Erziehung

 

Grundsätzlich ist über den Hund zu sagen, daß er den Mensch nicht bräuchte. Ursprünglich ist der Wolf eine Symbiose mit dem Menschen eingegangen, weil er erkannte Vorteile daraus für sich zu haben. 

Aus diesem Fakt heraus ist es begründet zu sagen, das der heutige domestizierte Wolf (Hund) ein freiwilliger Wegbegleiter des Menschen darstellt.

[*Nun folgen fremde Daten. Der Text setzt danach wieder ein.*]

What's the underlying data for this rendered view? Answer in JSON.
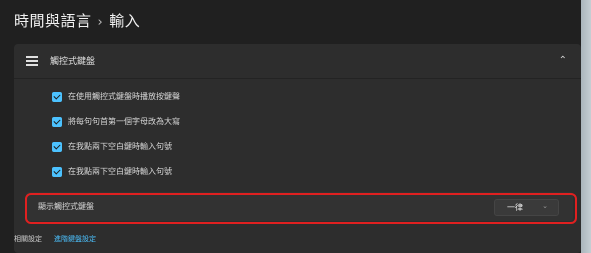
{
  "breadcrumb": {
    "parent": "時間與語言",
    "separator": "›",
    "current": "輸入"
  },
  "section": {
    "title": "觸控式鍵盤",
    "expanded": true
  },
  "checkboxes": [
    {
      "label": "在使用觸控式鍵盤時播放按鍵聲",
      "checked": true
    },
    {
      "label": "將每句句首第一個字母改為大寫",
      "checked": true
    },
    {
      "label": "在我點兩下空白鍵時輸入句號",
      "checked": true
    },
    {
      "label": "在我點兩下空白鍵時輸入句號",
      "checked": true
    }
  ],
  "setting": {
    "label": "顯示觸控式鍵盤",
    "selected": "一律"
  },
  "footer": {
    "label": "相關設定",
    "link": "進階鍵盤設定"
  },
  "colors": {
    "accent": "#4cc2ff",
    "highlight": "#e02020"
  },
  "icons": {
    "menu": "hamburger-icon",
    "collapse": "chevron-up-icon",
    "dropdown": "chevron-down-icon"
  }
}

Auf dieser Tatsache sollten all unsere Bemühungen um die Erziehung des Hundes aufgebaut sein. Das heist, das die gesamte Erziehung auf freundschaftlicher Basis ablaufen muß. Assoziationen d.h. Verbindung bestimmter Verhaltensabläufe mit der sich daraus ergebenden Belohnung. Diese muss nicht zwangslaüfig in Leckerli-Form ausfallen. Der Hund genießt ebenso gut Wohlgefallen (Knuddeleinheiten). Erfolgsgefühl durch Belohnung hat schließlich einen höheren Lerneffekt als Ausführung durch Druck. Freundschaften bestehen nun mal aus Freundschaft und nicht aus Gehorsam. Das heißt nicht, das die Konsequenz innerhalb der Erziehung außer Acht gelassen werden darf - sehr wichtig.

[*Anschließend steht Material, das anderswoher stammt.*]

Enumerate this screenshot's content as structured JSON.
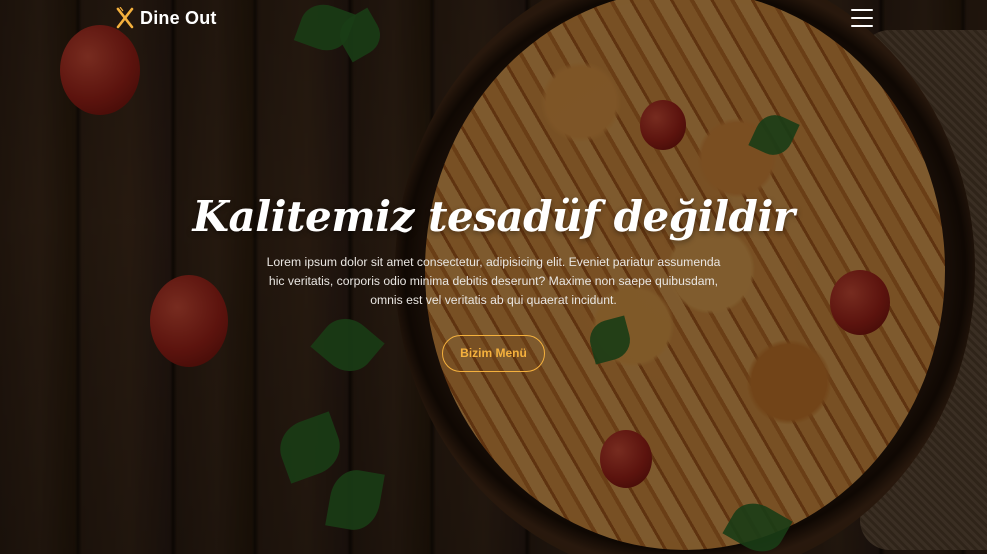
{
  "nav": {
    "brand": "Dine Out",
    "logo_icon": "fork-knife-icon",
    "menu_icon": "hamburger-menu-icon"
  },
  "hero": {
    "headline": "Kalitemiz tesadüf değildir",
    "description": "Lorem ipsum dolor sit amet consectetur, adipisicing elit. Eveniet pariatur assumenda hic veritatis, corporis odio minima debitis deserunt? Maxime non saepe quibusdam, omnis est vel veritatis ab qui quaerat incidunt.",
    "cta_label": "Bizim Menü"
  },
  "colors": {
    "accent": "#f5b13d",
    "text": "#ffffff"
  }
}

Wir dürfen nie vergessen, das der Hund in UNSERER Welt zurechtkommen muss. Ohne jegliche Hilfe würden wir in SEINER Welt auch nicht bestehen können.

Man kann hunderte Hundeschulen besuchen, wenn die heimischen Zustände und das Miteinander zwischen Hund und Halter nicht stimmen. Eine Veränderung der Beziehung Mensch-Hund beginnt immer beim Menschen. Bei sehr guten Hundeschulen, wird daher als erstes der Mensch ohne Beisein seines Hundes, geschult.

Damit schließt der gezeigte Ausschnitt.